The electoral college is enshrined in the Constitution, but that doesn’t necessarily make it constitutional. The framers “knew times can blind us to certain truths and later generations can see that laws once thought necessary and proper in fact serve only to oppress,” Justice Anthony M. Kennedy wrote in nullifying anti-sodomy laws in Lawrence vs. Texas. “As the Constitution endures, persons in every generation can invoke its principles in their own search for greater freedom.”

I like this essay because (assuming it's not a parody) it's the pure unapologetic form of nonoriginalism:  Even something expressly set forth in the Constitution can be unconstitutional if annoying, inconvenient or ill-advised.  (Notably, Jost is not a crank; among other things, he's the author is the respected annual Supreme Court Yearbook, a resource I've assigned to students in the past). So it seems that nonoriginalists should ask themselves: is this approach wrong, and if so, how is is different from more academic versions of nonoriginalism?  And if it is right, is it not simply asking Justices to provide constitutional rules based on their own assessment of the best outcome?

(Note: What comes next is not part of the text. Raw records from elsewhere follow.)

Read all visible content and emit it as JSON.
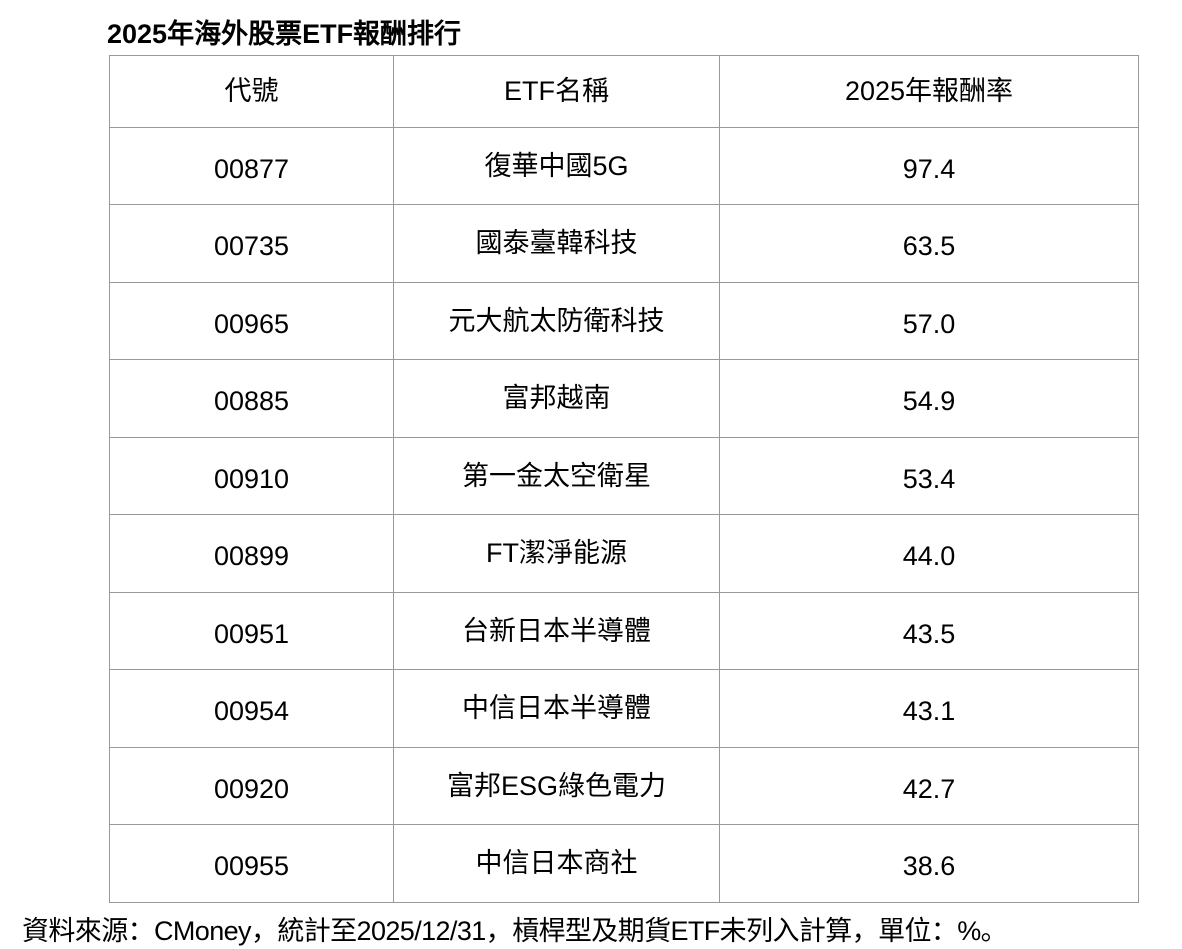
{
  "title": "2025年海外股票ETF報酬排行",
  "table": {
    "headers": [
      "代號",
      "ETF名稱",
      "2025年報酬率"
    ],
    "rows": [
      [
        "00877",
        "復華中國5G",
        "97.4"
      ],
      [
        "00735",
        "國泰臺韓科技",
        "63.5"
      ],
      [
        "00965",
        "元大航太防衛科技",
        "57.0"
      ],
      [
        "00885",
        "富邦越南",
        "54.9"
      ],
      [
        "00910",
        "第一金太空衛星",
        "53.4"
      ],
      [
        "00899",
        "FT潔淨能源",
        "44.0"
      ],
      [
        "00951",
        "台新日本半導體",
        "43.5"
      ],
      [
        "00954",
        "中信日本半導體",
        "43.1"
      ],
      [
        "00920",
        "富邦ESG綠色電力",
        "42.7"
      ],
      [
        "00955",
        "中信日本商社",
        "38.6"
      ]
    ]
  },
  "footnote": "資料來源：CMoney，統計至2025/12/31，槓桿型及期貨ETF未列入計算，單位：%。"
}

As an aside, Jost's criticisms seem largely to miss the mark, or at least to conflate two (or three) separate problems with the electoral college.  His main constitutional complaint is that the system of electoral voting overweights the votes of less populous states.  That's true, of course (because electoral votes depend on a state's congressional delegation -- that is, its House delegation, apportioned by population, and its Senate delegation, always two regardless of population).  His main political complaint appears to be that Trump defeated Clinton despite Clinton's popular vote win.  That, however, has nothing to do with overweighting of less-populous states.  By my quick math (probably wrong but close enough), if electoral votes were allocated only on the size of a state's House delegation, Trump would have defeated Clinton 246-190.  

The electoral vote/popular vote disparity arises from states' decision to allocate electors on a winner-take-all basis (something not required by the Constitution nor prohibited by Jost's idea of one-person-one-vote).  Thus Jost's constitutional argument not only wouldn't get rid of the electoral college, it wouldn't reverse the outcome of the 2016 election.  All it would do is change the number of electors each state gets, in a usually meaningless way.

(Via Josh Blackman's Blog, where Professor Blackman argues that Jost's essay misstates the Supreme Court's one-person-one-vote precedents: Reynolds v. Sims Reaffirmed the Constitutionality of the Electoral College “Despite its Inherent Numerical Inequality”).